The CMA expressed "serious concerns" and has warned the merger could cause "long-term damage" for UK consumers as it would leave only three mobile networks. Ofcom has long said that there needs to be four suppliers if both go through then there will only be three. So if the merger was approved and the UK left could the CMA / Ofcom undo it. Where consolidation of operators has happened elsewhere – prices have generally risen sometimes by up to 20%.
If we remain in the EU other similar decisions may be referred to them.
As a country we import far more telecoms equipment than we export. Not many mobile phones or phone systems are made here – most of them are imported. EU Trade agreements will stay in place for two years if we do vote to leave. Brexit campaigners say that if we do leave we can negotiate our own deals with the countries that do manufacturer the equipment. Would we get better deals – would the cost of devices go up or down? Like much of the debate there is a lot of uncertainty.
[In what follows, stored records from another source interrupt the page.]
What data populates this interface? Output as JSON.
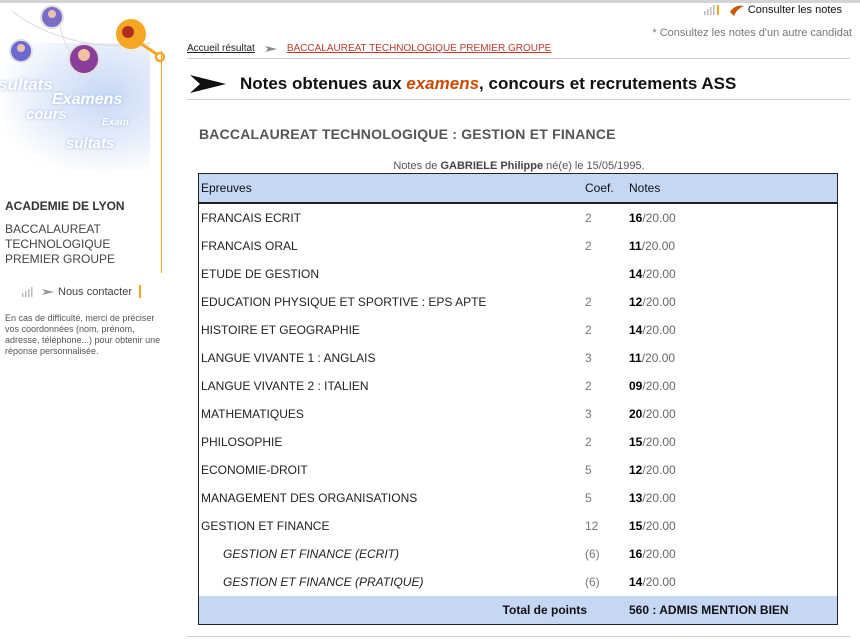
{
  "header": {
    "consult_label": "Consulter les notes",
    "consult_other": "* Consultez les notes d'un autre candidat"
  },
  "breadcrumb": {
    "home": "Accueil résultat",
    "current": "BACCALAUREAT TECHNOLOGIQUE PREMIER GROUPE"
  },
  "page_title": {
    "before": "Notes obtenues aux ",
    "emphasis": "examens",
    "after": ", concours et recrutements ASS"
  },
  "sidebar": {
    "logo_words": [
      "sultats",
      "Examens",
      "cours",
      "Exam",
      "sultats"
    ],
    "academy": "ACADEMIE DE LYON",
    "exam_name": "BACCALAUREAT TECHNOLOGIQUE PREMIER GROUPE",
    "contact_label": "Nous contacter",
    "help_text": "En cas de difficulté, merci de préciser vos coordonnées (nom, prénom, adresse, téléphone...) pour obtenir une réponse personnalisée."
  },
  "exam": {
    "section_title": "BACCALAUREAT TECHNOLOGIQUE : GESTION ET FINANCE",
    "candidate_prefix": "Notes de ",
    "candidate_name": "GABRIELE Philippe",
    "candidate_suffix": " né(e) le 15/05/1995."
  },
  "table": {
    "headers": {
      "subject": "Epreuves",
      "coef": "Coef.",
      "notes": "Notes"
    },
    "rows": [
      {
        "subject": "FRANCAIS ECRIT",
        "coef": "2",
        "score": "16",
        "max": "/20.00",
        "sub": false
      },
      {
        "subject": "FRANCAIS ORAL",
        "coef": "2",
        "score": "11",
        "max": "/20.00",
        "sub": false
      },
      {
        "subject": "ETUDE DE GESTION",
        "coef": "",
        "score": "14",
        "max": "/20.00",
        "sub": false
      },
      {
        "subject": "EDUCATION PHYSIQUE ET SPORTIVE : EPS APTE",
        "coef": "2",
        "score": "12",
        "max": "/20.00",
        "sub": false
      },
      {
        "subject": "HISTOIRE ET GEOGRAPHIE",
        "coef": "2",
        "score": "14",
        "max": "/20.00",
        "sub": false
      },
      {
        "subject": "LANGUE VIVANTE 1 : ANGLAIS",
        "coef": "3",
        "score": "11",
        "max": "/20.00",
        "sub": false
      },
      {
        "subject": "LANGUE VIVANTE 2 : ITALIEN",
        "coef": "2",
        "score": "09",
        "max": "/20.00",
        "sub": false
      },
      {
        "subject": "MATHEMATIQUES",
        "coef": "3",
        "score": "20",
        "max": "/20.00",
        "sub": false
      },
      {
        "subject": "PHILOSOPHIE",
        "coef": "2",
        "score": "15",
        "max": "/20.00",
        "sub": false
      },
      {
        "subject": "ECONOMIE-DROIT",
        "coef": "5",
        "score": "12",
        "max": "/20.00",
        "sub": false
      },
      {
        "subject": "MANAGEMENT DES ORGANISATIONS",
        "coef": "5",
        "score": "13",
        "max": "/20.00",
        "sub": false
      },
      {
        "subject": "GESTION ET FINANCE",
        "coef": "12",
        "score": "15",
        "max": "/20.00",
        "sub": false
      },
      {
        "subject": "GESTION ET FINANCE (ECRIT)",
        "coef": "(6)",
        "score": "16",
        "max": "/20.00",
        "sub": true
      },
      {
        "subject": "GESTION ET FINANCE (PRATIQUE)",
        "coef": "(6)",
        "score": "14",
        "max": "/20.00",
        "sub": true
      }
    ],
    "total_label": "Total de points",
    "total_value": "560 : ADMIS MENTION BIEN"
  },
  "colors": {
    "header_fill": "#c5d7f3",
    "accent_orange": "#f5a623",
    "emphasis": "#cc4a00",
    "breadcrumb_current": "#c0392b"
  },
  "icons": [
    "signal-bars-icon",
    "swoosh-arrow-icon",
    "breadcrumb-arrow-icon",
    "title-arrow-icon",
    "avatar-photo"
  ]
}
Could calling Scotland become more expensive?
It is expected that Nicola Sturgeon may want to hold another Scottish Referendum if the UK were to leave the EU. If Scotland did and it voted to leave the UK that would impact businesses with operations or customers across the two countries.
Calls from London to Edinburgh would then be international calls. If you were in Scotland with an English SIM card, you would be making roaming calls. If you check your LinkedIn status, you would be using roaming data. Just how much would that cost you? There would also need to be an Ofcom for each country and potentially different pricing for lines and internet which could be challenging for businesses with sites in both countries.
However, to an extent all these points are conjecture as we cannot be 100% sure of the impact - so let’s see what we wake up to on the 24th June and go from there.